Notre impression : un apprentissage inattendu
Depuis le début de l’année 2014, nous avons eu l’occasion de rencontrer trois associations d’aide au développement au Sénégal, Pérou et Laos. Ces rencontres ont été une chance extraordinaire de découvrir les activités de coopération menées par les ONGs belges. Les équipes locales, ici comme lors des visites précédentes, ont accepté de nous consacrer beaucoup de temps pour nous accompagner dans la rencontre des différents acteurs. Sans être impliqués dans les projets, nous pouvons discuter et analyser avec un recul que nous n’aurions pas si nous étions acteur. La rencontre des ces trois associations membres du CNCD-11.11.11, travaillant sur des thématiques similaires mais dans des contextes politiques et culturels complètement différents et étant à des stades de travail tous différents, nous a fourni un apprentissage que nous n’avions pas attendu.

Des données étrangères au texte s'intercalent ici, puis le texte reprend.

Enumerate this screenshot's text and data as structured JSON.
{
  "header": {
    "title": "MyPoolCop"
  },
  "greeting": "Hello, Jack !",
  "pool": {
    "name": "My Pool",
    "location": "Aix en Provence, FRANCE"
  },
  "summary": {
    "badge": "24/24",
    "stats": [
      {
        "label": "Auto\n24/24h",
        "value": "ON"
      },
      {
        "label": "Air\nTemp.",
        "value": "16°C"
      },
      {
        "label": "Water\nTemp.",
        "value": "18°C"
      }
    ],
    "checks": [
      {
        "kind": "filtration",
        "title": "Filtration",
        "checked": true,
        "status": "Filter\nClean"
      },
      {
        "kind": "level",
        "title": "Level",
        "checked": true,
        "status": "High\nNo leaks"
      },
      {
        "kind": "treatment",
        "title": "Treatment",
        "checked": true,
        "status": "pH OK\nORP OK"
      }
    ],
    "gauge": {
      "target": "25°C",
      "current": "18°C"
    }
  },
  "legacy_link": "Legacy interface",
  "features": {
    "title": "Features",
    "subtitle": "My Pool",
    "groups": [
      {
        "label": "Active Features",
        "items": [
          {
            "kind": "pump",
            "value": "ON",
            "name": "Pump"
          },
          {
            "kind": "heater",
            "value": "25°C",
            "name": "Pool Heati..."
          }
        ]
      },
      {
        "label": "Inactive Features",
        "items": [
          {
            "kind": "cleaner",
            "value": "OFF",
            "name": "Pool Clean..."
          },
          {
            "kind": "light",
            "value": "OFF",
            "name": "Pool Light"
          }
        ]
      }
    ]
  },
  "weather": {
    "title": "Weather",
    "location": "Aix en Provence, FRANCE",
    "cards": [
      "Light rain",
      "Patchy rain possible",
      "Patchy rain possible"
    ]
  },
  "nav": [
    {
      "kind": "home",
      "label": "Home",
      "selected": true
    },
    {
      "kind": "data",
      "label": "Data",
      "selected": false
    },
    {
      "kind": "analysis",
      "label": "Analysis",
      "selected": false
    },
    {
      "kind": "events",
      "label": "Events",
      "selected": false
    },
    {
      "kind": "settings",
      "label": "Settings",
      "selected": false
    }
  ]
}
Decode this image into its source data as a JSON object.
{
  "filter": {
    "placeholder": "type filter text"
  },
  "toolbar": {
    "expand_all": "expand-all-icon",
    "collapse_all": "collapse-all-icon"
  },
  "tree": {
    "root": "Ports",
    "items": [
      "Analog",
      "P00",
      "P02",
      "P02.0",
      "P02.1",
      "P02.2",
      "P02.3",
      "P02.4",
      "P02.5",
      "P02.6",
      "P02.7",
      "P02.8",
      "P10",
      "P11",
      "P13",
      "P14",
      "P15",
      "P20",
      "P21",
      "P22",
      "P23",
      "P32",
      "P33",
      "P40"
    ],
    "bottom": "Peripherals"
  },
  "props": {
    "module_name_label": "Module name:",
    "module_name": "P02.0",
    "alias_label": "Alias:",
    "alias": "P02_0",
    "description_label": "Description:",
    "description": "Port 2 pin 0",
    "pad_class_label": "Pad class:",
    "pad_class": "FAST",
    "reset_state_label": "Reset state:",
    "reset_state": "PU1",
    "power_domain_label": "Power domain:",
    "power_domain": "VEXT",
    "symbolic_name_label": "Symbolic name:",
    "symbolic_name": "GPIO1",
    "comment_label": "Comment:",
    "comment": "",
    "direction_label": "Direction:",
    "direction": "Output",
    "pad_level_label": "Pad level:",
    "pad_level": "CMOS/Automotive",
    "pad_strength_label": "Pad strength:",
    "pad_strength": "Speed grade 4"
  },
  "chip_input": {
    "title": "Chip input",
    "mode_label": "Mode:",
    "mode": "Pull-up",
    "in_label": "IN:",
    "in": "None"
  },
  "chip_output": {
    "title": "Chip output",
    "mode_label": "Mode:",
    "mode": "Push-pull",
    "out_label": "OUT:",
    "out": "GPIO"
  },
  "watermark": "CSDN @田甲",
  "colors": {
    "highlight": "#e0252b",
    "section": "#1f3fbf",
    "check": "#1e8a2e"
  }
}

De la campagne 11.11.11 au producteur lao : comment les producteurs sont-ils soutenus par le CNCD-11.11.11 ?
Le CNCD-11.11.11 est une coupole d’ONGs membres, telles celles rencontrées durant notre voyage : Le Monde Selon les femmes (rencontrée au Sénégal), Autre Terre (rencontrée au Pérou) et Oxfam Solidarité (rencontrée au Laos). Chacune de ces organisations travaille avec des associations partenaires locales. Parmi d’autres fonctions, on peut citer la mise à disposition de fonds ou de matériel, les formations, le coaching ou le suivi technique. Les partenaires Nord, membres du CNCD-11.11.11, visent ainsi à faciliter et renforcer le travail des partenaires Sud, que sont les associations locales. Ce sont enfin ces dernières qui interagissent directement avec les producteurs.
Plus précisément, Oxfam propose au CNCD-11.11.11 des objectifs et un calendrier de travail avec ses partenaires sur deux ans. Au CNCD-11.11.11, un comité de sélection de projets décide ensuite d’octroyer ou non le financement pour ce programme de travail. Une partie de ce financement sert à rémunérer le travail d’Oxfam et une autre partie à financer le travail de ses partenaires Sud.